Questo stemma fu annullato dal Cantone dei Grigioni nel 1948 in quanto troppo simile a quello del Comune di Trun (Grigioni). Al suo posto s’imposero tre foglie d’acero su sfondo giallo. Il progetto fu però respinto dalla popolazione e quindi mai ufficialmente riconosciuto.
Su desiderio dell’Assemblea comunale si decise quindi di ricorrere all’acero quale simbolo araldico sovrastandolo da una stella dorata a sei raggi che riprendeva la rappresentazione del 1807 e il sigillo comunale tramandato.
Nel rispetto delle norme araldiche, stabilite dagli araldi dei secoli XII e XIV, la rappresentazione dello stemma di Grono del 1807 venne in questo modo riportata ai suoi elementi araldici essenziali: “In argento sotto la parte superiore dello scudo blu frastagliato, coperto con una stella dorata a sei raggi, acero nero con radici e con tre foglie verdi.” Le cinque radici stanno a simboleggiare le quattro degagne e il Console reggente.
Come previsto dal programma di aggregazione fra Grono, Leggia e Verdabbio il nuovo Municipio ha indetto un concorso pubblico per l’elaborazione di un nuovo stemma.
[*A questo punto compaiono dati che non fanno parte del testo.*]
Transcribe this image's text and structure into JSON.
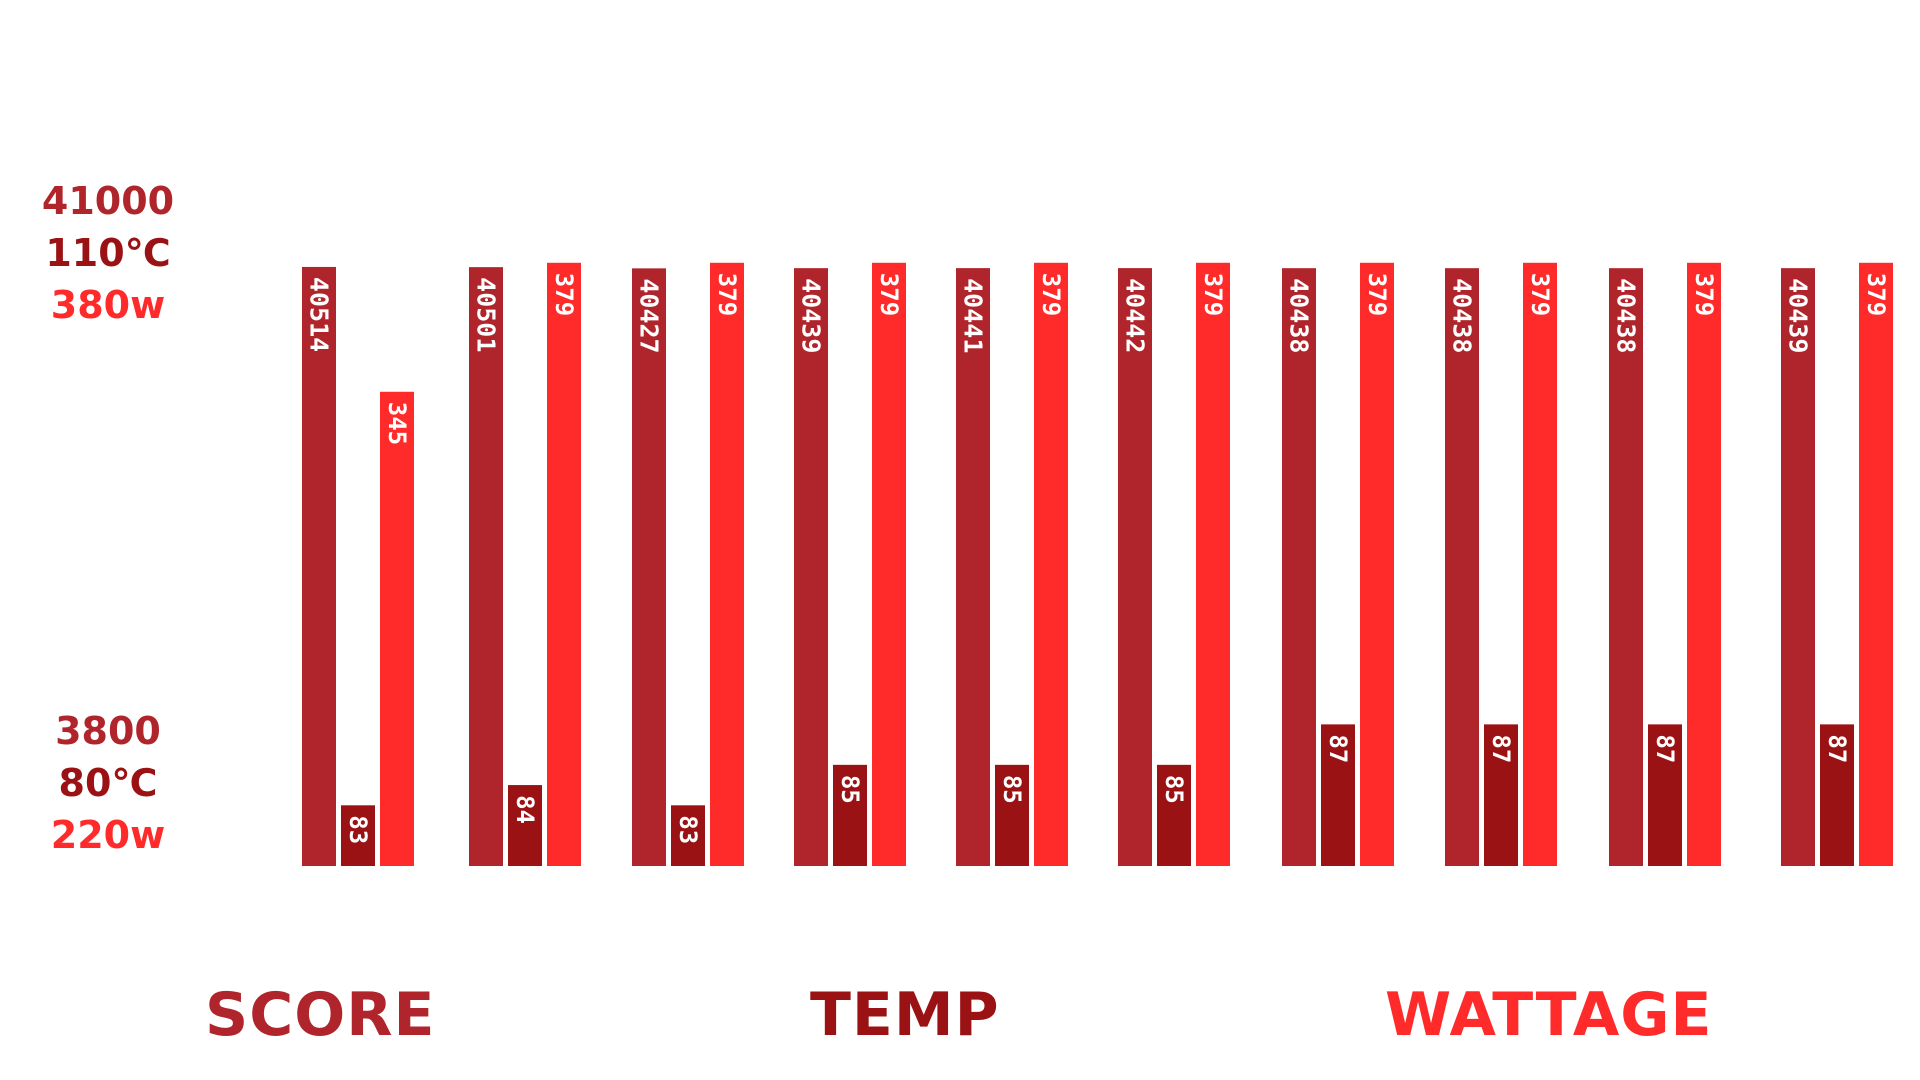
{
  "chart_data": {
    "type": "bar",
    "colors": {
      "score": "#b0252b",
      "temp": "#9b1214",
      "wattage": "#ff2a2a"
    },
    "axis": {
      "score": {
        "min": 3800,
        "max": 41000,
        "top_label": "41000",
        "bottom_label": "3800"
      },
      "temp": {
        "min": 80,
        "max": 110,
        "top_label": "110℃",
        "bottom_label": "80℃"
      },
      "wattage": {
        "min": 220,
        "max": 380,
        "top_label": "380w",
        "bottom_label": "220w"
      }
    },
    "series": [
      {
        "name": "SCORE",
        "values": [
          40514,
          40501,
          40427,
          40439,
          40441,
          40442,
          40438,
          40438,
          40438,
          40439
        ]
      },
      {
        "name": "TEMP",
        "values": [
          83,
          84,
          83,
          85,
          85,
          85,
          87,
          87,
          87,
          87
        ]
      },
      {
        "name": "WATTAGE",
        "values": [
          345,
          379,
          379,
          379,
          379,
          379,
          379,
          379,
          379,
          379
        ]
      }
    ],
    "legend_position": "bottom",
    "grid": false
  }
}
Due delle tre soluzioni ritenute meritevoli dalla Commissione municipale nomitata, 'Tre identità in un unico scudo' di Danilo Tognola e 'Legame armonico' di Jason Piffero, sono state sottoposte al voto popolare nel febbraio 2019 seguendo le indicazioni fornite dai competenti servizi cantonali: a spuntarla (184 voti sì e 168 no) è stata la proposta elaborata dal grafico Jason Piffero di Locarno 'Legame armonico'. Lo stemma scelto, che raffigura tre foglie di acero (simbolo di Grono) con gli steli intrecciati nel formare una pianta che si erge fra i colori giallo e rosso presenti nei disegni araldici di Leggia e Verdabbio è entrato in vigore il 1° luglio 2019.